6・25戦争(朝鮮戦争)を北朝鮮と中国の視点から描いた中国共産党の映画『1953金城大戦闘』(原題『金剛川』)の韓国上映が取りやめられた。文化体育観光部の黄熙(ファン・ヒ)長官は8日、国会文化体育観光委員会の全体会議で、「(輸入会社側が)等級分類(レーティング)を放棄したため、上映はできない」と述べた。

 黄熙長官は「韓国映像物等級委員会(映等委)は等級分類をする所だから分類をしたものだ。負担を感じたのかは分からないが、当事者(輸入会社)が撤回した」と言った。この映画は、6・25戦争終盤の1953年7月、江原道華川で韓国軍・国連軍と北朝鮮軍・中国軍が戦った金城戦闘を北朝鮮と中国の視点で描写しており、問題になった。

 映画輸入会社ウィズダム・フィルムのイ・ジョンヨン代表も同日、謝罪文を発表した。同代表は「当社で輸入した映画『1953金城大戦闘』のために、国民の皆様にご心配をおかけして申し訳ない」と謝罪した上で、「該当映画の海外著作権者との版権契約を破棄した。映像物等級委員会でも国外ビデオ等級審議が取り下げられた」と説明した。

 イ・ジョンヨン代表は「北朝鮮軍の南侵が行われ、数百万人の命が奪われた民族の悲劇である6・25戦争を舞台にし、特に敵軍の英雄譚として描かれている内容について十分に検討しないまま、この映画を輸入し、責任を感じている」と述べた。

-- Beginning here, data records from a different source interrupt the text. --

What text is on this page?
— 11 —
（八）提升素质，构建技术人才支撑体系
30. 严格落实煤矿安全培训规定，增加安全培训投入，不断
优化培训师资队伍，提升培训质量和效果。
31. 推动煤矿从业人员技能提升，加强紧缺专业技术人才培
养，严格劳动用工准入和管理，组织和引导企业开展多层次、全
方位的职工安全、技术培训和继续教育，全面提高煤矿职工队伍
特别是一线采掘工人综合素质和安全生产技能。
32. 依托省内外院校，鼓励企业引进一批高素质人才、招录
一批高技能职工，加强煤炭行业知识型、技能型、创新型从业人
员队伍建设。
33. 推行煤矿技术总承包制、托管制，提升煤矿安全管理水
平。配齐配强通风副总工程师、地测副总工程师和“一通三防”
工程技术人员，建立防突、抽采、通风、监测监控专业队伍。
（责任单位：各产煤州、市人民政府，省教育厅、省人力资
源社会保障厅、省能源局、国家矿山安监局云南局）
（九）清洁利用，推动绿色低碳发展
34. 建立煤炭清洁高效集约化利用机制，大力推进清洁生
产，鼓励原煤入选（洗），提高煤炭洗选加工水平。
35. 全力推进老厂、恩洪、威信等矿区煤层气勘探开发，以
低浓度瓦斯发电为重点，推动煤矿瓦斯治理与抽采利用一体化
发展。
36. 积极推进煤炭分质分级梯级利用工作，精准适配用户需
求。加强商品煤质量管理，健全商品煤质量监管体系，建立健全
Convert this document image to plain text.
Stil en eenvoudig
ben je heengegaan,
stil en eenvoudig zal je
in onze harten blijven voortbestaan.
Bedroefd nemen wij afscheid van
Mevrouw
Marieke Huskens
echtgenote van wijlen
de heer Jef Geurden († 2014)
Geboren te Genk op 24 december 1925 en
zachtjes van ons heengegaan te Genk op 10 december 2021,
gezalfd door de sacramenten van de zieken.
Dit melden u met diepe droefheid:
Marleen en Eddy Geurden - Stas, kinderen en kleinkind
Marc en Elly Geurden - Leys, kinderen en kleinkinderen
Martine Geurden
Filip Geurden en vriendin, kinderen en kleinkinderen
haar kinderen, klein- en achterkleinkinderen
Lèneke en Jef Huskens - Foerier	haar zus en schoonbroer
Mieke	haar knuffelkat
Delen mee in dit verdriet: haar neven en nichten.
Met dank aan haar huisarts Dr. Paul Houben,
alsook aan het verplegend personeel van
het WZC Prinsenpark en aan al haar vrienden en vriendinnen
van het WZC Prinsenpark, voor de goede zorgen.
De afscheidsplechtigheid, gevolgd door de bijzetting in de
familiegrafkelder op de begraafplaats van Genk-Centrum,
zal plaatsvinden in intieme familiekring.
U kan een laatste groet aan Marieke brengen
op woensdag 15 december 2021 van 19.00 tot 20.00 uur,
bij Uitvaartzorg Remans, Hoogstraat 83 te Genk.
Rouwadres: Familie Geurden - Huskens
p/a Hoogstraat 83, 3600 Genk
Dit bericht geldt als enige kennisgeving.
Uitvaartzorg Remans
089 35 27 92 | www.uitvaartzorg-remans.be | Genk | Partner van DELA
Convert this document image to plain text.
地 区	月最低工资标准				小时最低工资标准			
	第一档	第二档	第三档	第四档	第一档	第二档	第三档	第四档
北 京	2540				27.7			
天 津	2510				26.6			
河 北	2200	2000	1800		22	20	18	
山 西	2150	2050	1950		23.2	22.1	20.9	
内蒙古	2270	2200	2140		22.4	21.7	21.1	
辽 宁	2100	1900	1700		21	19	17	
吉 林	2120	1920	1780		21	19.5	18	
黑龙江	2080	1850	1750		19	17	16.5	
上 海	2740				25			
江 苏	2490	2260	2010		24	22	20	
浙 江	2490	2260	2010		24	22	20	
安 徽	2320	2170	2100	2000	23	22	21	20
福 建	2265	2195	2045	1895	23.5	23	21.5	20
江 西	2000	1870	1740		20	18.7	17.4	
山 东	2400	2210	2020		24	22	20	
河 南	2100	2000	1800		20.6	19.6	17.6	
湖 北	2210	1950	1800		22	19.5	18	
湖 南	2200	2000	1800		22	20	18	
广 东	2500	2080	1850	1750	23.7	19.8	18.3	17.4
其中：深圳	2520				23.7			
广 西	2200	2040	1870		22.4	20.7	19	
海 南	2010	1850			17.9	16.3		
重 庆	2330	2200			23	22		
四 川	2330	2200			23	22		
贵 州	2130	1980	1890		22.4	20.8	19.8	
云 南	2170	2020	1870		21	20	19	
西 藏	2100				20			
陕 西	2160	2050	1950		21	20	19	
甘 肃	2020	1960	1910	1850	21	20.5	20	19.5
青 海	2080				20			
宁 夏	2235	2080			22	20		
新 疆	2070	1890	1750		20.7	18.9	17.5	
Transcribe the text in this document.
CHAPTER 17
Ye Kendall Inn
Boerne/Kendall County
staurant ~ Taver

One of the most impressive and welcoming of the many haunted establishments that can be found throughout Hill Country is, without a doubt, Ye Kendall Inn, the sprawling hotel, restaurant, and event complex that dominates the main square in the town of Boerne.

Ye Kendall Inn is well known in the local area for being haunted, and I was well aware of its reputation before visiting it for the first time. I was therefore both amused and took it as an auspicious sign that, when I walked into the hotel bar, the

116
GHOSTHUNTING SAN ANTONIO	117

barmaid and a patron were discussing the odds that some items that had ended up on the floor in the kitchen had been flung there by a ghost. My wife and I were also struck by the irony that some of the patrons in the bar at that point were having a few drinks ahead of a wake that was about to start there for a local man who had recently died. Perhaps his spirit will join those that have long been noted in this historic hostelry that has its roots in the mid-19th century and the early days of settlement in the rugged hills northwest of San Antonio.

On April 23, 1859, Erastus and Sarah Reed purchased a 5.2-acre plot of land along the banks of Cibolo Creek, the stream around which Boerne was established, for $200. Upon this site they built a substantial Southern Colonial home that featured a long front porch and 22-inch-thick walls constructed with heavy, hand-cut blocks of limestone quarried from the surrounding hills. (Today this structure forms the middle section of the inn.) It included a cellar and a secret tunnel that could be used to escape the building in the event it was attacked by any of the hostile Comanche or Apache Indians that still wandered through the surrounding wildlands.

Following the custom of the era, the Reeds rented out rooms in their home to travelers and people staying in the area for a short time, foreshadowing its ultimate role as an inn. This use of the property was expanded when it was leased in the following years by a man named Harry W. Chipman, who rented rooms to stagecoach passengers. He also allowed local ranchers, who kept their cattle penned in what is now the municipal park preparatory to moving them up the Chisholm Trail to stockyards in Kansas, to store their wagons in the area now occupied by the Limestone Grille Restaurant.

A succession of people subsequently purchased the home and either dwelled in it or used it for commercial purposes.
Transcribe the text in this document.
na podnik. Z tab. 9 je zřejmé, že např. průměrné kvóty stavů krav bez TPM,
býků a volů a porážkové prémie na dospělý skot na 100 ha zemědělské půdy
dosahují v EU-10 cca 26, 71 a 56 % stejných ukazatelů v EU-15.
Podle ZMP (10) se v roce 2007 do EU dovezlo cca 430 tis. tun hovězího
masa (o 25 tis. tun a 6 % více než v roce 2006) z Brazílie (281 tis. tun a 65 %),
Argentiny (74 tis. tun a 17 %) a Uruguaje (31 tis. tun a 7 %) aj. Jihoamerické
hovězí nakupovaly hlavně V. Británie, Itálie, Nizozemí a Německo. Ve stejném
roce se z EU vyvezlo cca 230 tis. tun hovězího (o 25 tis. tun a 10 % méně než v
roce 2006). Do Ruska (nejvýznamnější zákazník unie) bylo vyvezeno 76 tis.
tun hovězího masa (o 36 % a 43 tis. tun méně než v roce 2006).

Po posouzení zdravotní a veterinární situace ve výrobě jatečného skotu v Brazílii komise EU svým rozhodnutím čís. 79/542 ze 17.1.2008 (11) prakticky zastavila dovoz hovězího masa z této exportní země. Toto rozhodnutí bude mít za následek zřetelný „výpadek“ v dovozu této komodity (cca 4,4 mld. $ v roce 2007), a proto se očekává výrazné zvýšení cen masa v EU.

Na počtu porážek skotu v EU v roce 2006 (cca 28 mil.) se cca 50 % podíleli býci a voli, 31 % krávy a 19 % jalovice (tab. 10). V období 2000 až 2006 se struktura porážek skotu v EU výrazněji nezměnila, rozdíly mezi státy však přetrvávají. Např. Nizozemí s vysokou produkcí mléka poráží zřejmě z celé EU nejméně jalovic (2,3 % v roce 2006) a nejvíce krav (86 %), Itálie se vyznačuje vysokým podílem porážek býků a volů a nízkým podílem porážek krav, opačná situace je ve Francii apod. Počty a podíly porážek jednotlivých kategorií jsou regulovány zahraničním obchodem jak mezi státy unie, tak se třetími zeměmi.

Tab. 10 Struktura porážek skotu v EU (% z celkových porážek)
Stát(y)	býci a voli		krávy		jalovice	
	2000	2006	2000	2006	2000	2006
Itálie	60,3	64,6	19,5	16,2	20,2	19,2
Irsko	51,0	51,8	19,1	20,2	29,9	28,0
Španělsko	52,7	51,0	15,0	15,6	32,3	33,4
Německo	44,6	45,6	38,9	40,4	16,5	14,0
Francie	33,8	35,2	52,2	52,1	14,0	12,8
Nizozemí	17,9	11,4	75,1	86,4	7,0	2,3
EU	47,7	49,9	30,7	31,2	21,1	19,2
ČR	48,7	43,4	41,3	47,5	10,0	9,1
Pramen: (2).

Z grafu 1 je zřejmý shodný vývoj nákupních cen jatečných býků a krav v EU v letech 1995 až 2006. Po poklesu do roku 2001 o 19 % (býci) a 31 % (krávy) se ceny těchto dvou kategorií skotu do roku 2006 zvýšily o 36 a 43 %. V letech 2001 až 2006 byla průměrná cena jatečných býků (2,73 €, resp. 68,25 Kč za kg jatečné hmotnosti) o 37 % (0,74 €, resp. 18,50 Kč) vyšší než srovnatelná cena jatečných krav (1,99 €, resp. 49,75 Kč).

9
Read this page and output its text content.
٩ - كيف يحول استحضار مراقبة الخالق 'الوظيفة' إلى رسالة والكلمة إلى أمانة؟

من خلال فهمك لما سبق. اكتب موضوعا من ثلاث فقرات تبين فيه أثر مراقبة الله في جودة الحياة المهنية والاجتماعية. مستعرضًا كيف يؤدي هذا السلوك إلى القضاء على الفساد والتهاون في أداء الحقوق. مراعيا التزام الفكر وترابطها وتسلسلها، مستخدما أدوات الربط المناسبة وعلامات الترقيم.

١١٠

 これとは別に、大韓民国在郷軍人会では同日、上映許可を直ちに取り消すよう要求した。在郷軍人会は「中国政府が今も終末高高度防衛ミサイル(THAAD)配備を問題視し、限韓令(韓流禁止令)を維持している状況で、徹底して中国と北朝鮮の視点から制作された政治宣伝物の上映を許可したことに対し、衝撃と怒りを禁じえない」とコメントした。

 在郷軍人会はまた、「同映画は韓半島(朝鮮半島)共産化のために北朝鮮と共に南侵した中国が『抗米援朝70周年』(抗米援朝とは、米国に抵抗し北朝鮮を助けたとする中国のスローガン)を記念して製作されたものだ」「青少年に対して、侵略戦争に加担した中共軍を英雄として描写した政治宣伝物を見せるのは、自由民主体制の価値を揺るがす反国家的行為だ」と批判した。

 弁護士団体「韓半島の人権と統一のための弁護士会」も上映・販売禁止請求訴訟と仮処分申請を出すことに決めた。同弁護士会は「金城戦闘の退役軍人や韓国軍捕虜家族会などの代理として、中国映画『1953金城大戦闘』配給会社を相手取り、議政府地裁高陽支部に映画の上映禁止およびDVDなどの販売禁止請求訴訟と仮処分申請を起こしている」と明らかにした。